AI-generated music isn't doing it for me

• Journal

That moment when YouTube auto-advances after a song and drops me into some "Chill Study Mix Vol. 8" with generic thumbnail art and a title that feels algorithmically focus-grouped. I just know it's going to be a sound that's been sanded down smooth. I can't take it any longer, it's the sameness. The system is trying way too hard to convince me I already like what's coming next.

AI-generated music just feels generic and empty to me. Competent wallpaper, nothing more. I'm not making a moral case here. I don't hate AI; I use it constantly.
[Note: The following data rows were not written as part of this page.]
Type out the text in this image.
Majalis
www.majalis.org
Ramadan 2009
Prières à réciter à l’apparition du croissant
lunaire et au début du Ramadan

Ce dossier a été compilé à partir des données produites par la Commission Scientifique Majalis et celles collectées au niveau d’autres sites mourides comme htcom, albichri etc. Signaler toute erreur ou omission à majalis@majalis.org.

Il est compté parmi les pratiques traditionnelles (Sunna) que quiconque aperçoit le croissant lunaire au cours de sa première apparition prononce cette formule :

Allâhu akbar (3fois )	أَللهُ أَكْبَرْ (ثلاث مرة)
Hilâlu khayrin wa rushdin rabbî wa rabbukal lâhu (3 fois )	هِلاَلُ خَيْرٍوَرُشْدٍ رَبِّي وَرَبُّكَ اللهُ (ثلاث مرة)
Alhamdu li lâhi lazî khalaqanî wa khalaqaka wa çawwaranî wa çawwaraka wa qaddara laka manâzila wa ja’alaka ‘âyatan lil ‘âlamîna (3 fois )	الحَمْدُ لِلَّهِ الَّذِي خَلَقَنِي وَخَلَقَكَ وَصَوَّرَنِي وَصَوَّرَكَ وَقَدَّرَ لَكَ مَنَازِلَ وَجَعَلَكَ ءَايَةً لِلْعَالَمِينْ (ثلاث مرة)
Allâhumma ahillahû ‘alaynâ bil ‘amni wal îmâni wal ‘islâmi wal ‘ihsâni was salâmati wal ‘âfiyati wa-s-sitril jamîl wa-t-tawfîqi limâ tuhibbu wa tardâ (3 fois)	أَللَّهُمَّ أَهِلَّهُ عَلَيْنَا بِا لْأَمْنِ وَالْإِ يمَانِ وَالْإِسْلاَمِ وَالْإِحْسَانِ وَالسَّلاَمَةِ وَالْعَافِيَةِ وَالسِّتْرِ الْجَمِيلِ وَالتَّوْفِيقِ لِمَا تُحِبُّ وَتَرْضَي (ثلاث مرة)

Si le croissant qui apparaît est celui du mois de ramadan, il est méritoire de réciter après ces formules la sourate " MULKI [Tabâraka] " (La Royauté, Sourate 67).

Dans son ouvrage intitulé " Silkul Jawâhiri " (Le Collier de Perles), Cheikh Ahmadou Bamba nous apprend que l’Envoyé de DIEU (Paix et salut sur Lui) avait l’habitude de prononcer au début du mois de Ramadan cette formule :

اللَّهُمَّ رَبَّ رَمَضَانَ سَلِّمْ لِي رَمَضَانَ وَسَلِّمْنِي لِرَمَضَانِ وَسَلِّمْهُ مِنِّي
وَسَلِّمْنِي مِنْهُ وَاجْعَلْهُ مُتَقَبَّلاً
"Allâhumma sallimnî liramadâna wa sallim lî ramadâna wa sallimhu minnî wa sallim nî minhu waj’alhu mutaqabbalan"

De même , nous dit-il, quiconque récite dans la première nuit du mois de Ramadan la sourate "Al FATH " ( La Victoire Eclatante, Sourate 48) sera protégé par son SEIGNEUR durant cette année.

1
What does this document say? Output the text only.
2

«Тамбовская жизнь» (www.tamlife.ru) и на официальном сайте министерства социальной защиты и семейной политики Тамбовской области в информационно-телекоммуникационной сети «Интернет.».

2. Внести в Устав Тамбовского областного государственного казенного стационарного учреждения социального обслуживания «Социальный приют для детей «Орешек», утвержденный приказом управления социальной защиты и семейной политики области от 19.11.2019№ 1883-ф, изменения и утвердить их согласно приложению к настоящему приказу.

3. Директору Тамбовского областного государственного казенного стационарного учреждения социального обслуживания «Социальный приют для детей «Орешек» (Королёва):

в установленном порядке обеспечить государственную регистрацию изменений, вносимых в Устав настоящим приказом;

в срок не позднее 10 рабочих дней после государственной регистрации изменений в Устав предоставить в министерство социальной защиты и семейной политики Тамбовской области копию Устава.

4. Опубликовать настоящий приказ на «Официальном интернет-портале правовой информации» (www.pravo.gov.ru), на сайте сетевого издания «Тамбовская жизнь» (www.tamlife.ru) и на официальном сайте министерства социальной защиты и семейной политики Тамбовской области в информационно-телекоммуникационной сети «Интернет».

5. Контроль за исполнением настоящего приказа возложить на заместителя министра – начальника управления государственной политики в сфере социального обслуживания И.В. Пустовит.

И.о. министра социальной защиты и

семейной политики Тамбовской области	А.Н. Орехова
I just don't want it deciding what music I hear.

I don't trust recommendation engines or SEO-driven discovery to show me anything except the safe, optimized middle.

I didn't set out to "fix" music discovery with RDF/SPARQL. It started because I was curious about the differences between LPG (label property graph) and RDF (resource description framework). Marc Lieber's demo on Apache Jena and Fuseki, running SPARQL queries against Wikidata and stitching in local data without dragging the whole dataset down. He used a small dataset of French Impressionist painters joined to remote endpoints and only pulled what he needed, no firehose required.

The other one was Tara Raafat's talk on RDF and OWL. She used a fraud detection example in maritime trade: investigators cross-referencing bills of lading against public marine traffic data to spot ships taking odd detours that didn't match the paperwork. While working in Fintech, I've been through my share of Anti-Money Laundering training, but it's neat to see how it's actually accomplished on a technical level. I was inspired by the use of open-source data and the semantic web to solve real world issues.

I ended up liking the whole RDF idea more than I expected. It feels like a sustainable way to handle shared data, no proprietary lock-in. These things have been around for over a decade, and the examples still hold up.

Querying Wikidata felt different from searching Google. Google argues with what I type and forces the loudest, most clickable answer. Wikidata is more like flipping through dusty record store bins -- messy, sometimes missing obvious stuff, occasionally wrong, and nobody's trying to keep me scrolling for another forty minutes. That lack of persuasion allows me to explore unknown artists (to me) and not be restricted by the hive-mind think tank of what "sounds good".

I wanted discovery without being influenced or restricted by algorithms.

With the help of ChatGPT I was able to generate a SPARQL query to find artists. Small note: ChatGPT got many of the wd:P??? and wdt:Q???? values wrong. They are worth double checking and discovering new ones via wikidata directly.

PREFIX wd:  <http://www.wikidata.org/entity/>
PREFIX wdt: <http://www.wikidata.org/prop/direct/>
PREFIX rdfs: <http://www.w3.org/2000/01/rdf-schema#>
PREFIX bd: <http://www.bigdata.com/rdf#>
PREFIX wikibase: <http://wikiba.se/ontology#>

SELECT DISTINCT
  ?band
  ?bandLabel
  ?originLabel
  (GROUP_CONCAT(DISTINCT ?genreLabel; separator=", ") AS ?genres)
WHERE {
  ?band wdt:P31 wd:Q215380 ;          # instance of: musical group
        wdt:P495 wd:Q30 ;             # country of origin: United States
        wdt:P136 ?genre .             # genre

  VALUES ?genre {
    wd:Q617240       # stoner rock
    wd:Q11366        # alternative rock
    wd:Q720959       # sludge metal
    wd:Q38848        # heavy metal
  }

  OPTIONAL {
    ?band wdt:P136 ?allGenre .
    ?allGenre rdfs:label ?genreLabel .
    FILTER(LANG(?genreLabel) = "en")
  }

  OPTIONAL {
    ?band wdt:P495 ?origin .
    ?origin rdfs:label ?originLabel .
    FILTER(LANG(?originLabel) = "en")
  }

  SERVICE wikibase:label {
    bd:serviceParam wikibase:language "en" .
  }
}
GROUP BY ?band ?bandLabel ?originLabel
ORDER BY ?bandLabel

Results:

Wikidata SPARQL query results showing a list of bands with their genres and origins.

One gem I found just by browsing the list: this track. It's great, and I never would have found it algorithmically.

Thounds of artists waiting to be heard, no proprietary recommendation engine required.